New York Man Sues Janssen over Xarelto Gastrointestinal Bleed

Johnson & Johnson’s Janssen unit is facing a new lawsuit over its anticoagulant Xarelto. The suit was filed on behalf of a New York man who suffered an acute gastrointestinal bleed, allegedly due to Xarelto side effects. The plaintiff, like others suing over Xarelto bleeding injuries, alleges that Janssen failed to adequately warn patients and their physicians about the risks of Xarelto.

Xarelto is an anticoagulant, used to reduce to the risk of blood clots and related complications, such as stroke and heart attack in certain patients. According to the complaint, the plaintiff took Xarelto between April and August 2016 to prevent stroke and heart attack related to atrial fibrillation. Patients with atrial fibrillation have an abnormal heart rhythm that is associated with an increased risk of blood clots.

The plaintiff states that, after only a few months of taking Xarelto, he was hospitalized for acute gastrointestinal bleeding. He stayed in the hospital due to Xarelto bleeding injuries for several days, where physicians told him to discontinue the medication.

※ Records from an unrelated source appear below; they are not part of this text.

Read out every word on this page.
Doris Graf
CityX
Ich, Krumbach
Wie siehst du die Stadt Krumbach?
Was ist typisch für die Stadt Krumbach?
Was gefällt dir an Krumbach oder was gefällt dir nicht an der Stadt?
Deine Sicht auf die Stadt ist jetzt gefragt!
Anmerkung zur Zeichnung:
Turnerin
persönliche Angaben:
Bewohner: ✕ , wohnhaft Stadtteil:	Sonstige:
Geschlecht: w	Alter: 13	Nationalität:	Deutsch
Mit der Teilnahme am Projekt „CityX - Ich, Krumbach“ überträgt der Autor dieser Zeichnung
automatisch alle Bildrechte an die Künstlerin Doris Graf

According to court records, the Xarelto lawsuit was filed in the U.S. District Court for the Eastern District of Louisiana. The plaintiff is suing on multiple counts, including strict liability, manufacturing defect, design defect, failure to warn, negligence, breach of express and implied warranties, negligent misrepresentation, and fraud.

Parker Waichman notes that there are over 16,000 Xarelto bleeding injury lawsuits pending in the Eastern District of Louisiana as part of a federal multidistrict litigation (MDL). The U.S. Judicial Panel on Multidistrict Litigation (JPML) creates MDLs when there are a significant number of lawsuits sharing common factual allegations. Consolidating these similar cases together in one court before one judge makes complex litigation move along faster and more efficiently because it streamlines the legal process and eliminates the need for duplicate discovery.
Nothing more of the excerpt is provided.